Incidence rates of bladder cancer are notably higher in men than in women. While there is evidence that reproductive and hormonal risk factors may influence risk of bladder cancer, data are inconclusive.


We examined reproductive, menstrual and hormonal use history in our population-based case-control study of bladder cancer in New Hampshire (NH), USA (n=207 women cases and n=463 women controls). Additionally, we performed a meta-analysis of the published literature. We used unconditional logistic regression analysis to compute adjusted odds ratios associated with each risk factor in the NH study.
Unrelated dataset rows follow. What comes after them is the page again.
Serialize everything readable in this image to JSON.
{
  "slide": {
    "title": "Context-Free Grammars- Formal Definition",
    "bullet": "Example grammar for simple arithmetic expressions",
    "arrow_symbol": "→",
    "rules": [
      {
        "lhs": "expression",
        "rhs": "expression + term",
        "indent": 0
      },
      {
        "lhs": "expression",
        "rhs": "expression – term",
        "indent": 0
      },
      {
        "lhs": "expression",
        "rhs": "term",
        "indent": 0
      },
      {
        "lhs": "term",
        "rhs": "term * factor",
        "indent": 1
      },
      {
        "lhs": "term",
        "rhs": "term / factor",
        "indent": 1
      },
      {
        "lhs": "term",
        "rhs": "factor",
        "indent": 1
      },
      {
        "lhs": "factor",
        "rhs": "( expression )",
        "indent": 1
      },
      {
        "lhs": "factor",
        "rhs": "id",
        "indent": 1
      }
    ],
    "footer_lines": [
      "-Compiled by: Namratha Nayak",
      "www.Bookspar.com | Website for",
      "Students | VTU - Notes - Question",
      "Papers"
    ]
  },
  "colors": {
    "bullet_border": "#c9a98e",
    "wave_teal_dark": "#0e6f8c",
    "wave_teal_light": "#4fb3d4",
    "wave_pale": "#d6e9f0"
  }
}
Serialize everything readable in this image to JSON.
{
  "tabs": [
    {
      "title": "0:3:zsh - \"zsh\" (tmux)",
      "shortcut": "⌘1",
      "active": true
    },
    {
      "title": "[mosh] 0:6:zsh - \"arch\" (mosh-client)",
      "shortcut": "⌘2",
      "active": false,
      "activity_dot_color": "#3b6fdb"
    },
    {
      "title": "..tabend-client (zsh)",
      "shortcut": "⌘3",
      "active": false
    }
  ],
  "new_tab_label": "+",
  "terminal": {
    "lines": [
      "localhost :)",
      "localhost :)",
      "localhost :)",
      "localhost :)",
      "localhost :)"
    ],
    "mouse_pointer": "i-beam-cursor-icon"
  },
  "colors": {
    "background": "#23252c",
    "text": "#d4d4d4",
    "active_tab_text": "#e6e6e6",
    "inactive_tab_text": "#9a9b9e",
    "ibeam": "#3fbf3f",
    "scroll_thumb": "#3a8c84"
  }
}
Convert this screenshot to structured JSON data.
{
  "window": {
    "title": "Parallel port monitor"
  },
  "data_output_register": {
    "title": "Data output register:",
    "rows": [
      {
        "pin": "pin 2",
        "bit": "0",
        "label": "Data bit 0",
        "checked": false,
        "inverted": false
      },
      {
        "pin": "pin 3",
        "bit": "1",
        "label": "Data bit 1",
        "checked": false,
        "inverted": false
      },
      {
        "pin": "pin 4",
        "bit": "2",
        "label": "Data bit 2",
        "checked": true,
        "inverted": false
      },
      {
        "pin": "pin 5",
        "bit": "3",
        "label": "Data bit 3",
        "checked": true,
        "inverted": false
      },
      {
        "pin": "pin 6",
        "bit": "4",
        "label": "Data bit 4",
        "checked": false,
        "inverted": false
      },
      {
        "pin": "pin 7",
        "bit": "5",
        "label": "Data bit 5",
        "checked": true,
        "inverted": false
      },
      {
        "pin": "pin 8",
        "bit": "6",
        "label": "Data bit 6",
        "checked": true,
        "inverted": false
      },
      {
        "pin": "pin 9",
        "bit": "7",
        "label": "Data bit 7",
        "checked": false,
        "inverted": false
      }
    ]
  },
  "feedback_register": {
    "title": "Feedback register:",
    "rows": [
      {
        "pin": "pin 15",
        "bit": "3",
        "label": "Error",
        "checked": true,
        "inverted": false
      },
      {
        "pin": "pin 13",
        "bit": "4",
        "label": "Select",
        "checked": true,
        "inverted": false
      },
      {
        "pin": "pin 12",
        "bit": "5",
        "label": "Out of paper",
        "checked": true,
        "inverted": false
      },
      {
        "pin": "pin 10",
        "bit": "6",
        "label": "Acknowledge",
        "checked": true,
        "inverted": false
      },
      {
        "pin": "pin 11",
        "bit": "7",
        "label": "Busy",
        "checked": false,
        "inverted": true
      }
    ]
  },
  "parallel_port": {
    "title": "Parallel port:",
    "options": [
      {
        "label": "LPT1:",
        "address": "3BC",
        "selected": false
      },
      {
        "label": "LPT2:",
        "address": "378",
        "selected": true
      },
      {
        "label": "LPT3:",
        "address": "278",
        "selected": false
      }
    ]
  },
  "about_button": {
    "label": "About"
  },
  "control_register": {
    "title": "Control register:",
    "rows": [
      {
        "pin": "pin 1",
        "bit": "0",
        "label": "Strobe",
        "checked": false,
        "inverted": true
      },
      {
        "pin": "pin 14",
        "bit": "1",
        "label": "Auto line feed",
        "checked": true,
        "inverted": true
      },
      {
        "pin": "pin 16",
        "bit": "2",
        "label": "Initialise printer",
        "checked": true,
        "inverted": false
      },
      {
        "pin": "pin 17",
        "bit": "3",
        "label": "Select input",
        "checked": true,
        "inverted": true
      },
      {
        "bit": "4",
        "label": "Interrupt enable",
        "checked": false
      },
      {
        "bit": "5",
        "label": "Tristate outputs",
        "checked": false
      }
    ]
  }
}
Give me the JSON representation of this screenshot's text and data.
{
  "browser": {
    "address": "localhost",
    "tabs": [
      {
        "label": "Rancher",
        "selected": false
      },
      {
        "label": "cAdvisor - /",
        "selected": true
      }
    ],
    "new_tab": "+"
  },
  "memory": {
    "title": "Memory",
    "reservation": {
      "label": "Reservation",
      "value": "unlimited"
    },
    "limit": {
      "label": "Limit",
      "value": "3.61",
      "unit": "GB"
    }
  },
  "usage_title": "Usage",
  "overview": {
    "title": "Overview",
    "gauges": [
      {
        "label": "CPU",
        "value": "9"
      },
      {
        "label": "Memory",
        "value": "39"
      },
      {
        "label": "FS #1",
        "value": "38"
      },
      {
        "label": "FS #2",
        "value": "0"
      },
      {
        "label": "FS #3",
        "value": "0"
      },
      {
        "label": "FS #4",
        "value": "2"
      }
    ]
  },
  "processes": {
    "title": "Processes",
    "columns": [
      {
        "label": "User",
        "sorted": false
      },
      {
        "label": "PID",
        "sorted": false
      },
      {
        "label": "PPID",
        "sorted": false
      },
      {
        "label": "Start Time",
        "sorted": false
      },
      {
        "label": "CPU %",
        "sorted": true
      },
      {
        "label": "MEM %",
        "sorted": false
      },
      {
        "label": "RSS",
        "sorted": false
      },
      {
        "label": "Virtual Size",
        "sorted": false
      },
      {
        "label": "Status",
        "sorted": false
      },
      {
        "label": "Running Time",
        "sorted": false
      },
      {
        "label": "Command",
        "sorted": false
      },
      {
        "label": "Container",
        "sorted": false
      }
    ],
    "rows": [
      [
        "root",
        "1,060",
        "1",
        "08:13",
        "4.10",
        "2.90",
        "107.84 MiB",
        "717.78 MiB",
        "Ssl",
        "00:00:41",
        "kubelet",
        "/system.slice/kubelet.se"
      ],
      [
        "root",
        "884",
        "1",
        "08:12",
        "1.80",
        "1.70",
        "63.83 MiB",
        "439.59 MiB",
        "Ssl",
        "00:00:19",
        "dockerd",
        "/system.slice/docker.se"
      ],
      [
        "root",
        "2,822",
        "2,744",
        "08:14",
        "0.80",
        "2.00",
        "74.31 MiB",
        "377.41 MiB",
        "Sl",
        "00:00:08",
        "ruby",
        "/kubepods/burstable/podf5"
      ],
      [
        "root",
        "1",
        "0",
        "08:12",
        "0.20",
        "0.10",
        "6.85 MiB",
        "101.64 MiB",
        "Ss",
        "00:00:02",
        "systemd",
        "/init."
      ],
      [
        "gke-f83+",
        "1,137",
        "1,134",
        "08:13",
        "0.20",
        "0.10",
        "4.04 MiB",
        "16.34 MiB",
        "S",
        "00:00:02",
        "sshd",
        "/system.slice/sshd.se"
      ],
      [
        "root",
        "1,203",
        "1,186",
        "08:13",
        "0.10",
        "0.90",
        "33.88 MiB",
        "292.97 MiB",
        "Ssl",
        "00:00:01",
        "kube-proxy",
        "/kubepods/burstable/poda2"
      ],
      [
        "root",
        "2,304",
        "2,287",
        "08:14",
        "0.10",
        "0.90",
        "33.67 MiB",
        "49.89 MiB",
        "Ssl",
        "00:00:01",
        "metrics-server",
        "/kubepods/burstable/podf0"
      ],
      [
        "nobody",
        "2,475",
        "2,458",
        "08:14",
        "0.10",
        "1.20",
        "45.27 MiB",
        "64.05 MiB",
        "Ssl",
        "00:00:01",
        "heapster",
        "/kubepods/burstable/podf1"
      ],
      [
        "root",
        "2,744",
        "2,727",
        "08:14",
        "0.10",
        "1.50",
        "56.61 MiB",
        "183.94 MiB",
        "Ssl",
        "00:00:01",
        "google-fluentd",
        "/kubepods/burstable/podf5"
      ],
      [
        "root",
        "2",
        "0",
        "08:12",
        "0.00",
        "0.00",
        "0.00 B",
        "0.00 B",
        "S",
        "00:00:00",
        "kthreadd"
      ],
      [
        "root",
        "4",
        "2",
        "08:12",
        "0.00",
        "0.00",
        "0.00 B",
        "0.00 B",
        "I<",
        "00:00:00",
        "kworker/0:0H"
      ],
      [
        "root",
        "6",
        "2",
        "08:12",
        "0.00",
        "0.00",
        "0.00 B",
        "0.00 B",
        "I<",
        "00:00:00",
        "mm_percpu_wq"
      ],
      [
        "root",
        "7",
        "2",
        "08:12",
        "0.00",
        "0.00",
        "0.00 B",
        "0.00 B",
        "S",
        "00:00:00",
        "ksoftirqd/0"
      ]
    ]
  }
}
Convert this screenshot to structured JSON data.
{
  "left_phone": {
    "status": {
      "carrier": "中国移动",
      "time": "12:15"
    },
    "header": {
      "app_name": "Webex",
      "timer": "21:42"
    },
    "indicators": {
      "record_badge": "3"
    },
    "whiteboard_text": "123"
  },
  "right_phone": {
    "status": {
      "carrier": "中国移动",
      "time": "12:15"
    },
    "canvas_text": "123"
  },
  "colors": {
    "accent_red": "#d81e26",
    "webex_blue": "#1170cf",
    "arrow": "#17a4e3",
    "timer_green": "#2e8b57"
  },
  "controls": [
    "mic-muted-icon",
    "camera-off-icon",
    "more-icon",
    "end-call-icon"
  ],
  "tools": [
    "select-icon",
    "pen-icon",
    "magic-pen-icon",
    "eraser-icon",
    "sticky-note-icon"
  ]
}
We combined these estimates with those from the published literature using inverse variance effects models.


In the NH study, a slightly decreased odds ratio was found among women who had ever had a birth compared to nulliparous women and an elevated odds ratio among women who underwent surgical menopause (bilateral oophorectomy), especially at an early age. No overall associations were found with oral contraceptive use or hormone replacement therapy. These findings were generally in agreement with the meta-analytic results for which the combined relative risk (RR) estimate was reduced among ever parous women (combined RR estimate for ever parous versus nulliparous=0.66, 95% confidence intervals [95% CI] 0.55-0.79) and elevated among those undergoing an early menopause (combined RR estimate for early versus late menopause=1.59, 95% CI 1.31-1.92). No consistent risk was observed for the other factors.


Some reproductive and menstrual factors appear to be related to the incidence of bladder cancer among women; but whether effects are due to female hormones is uncertain.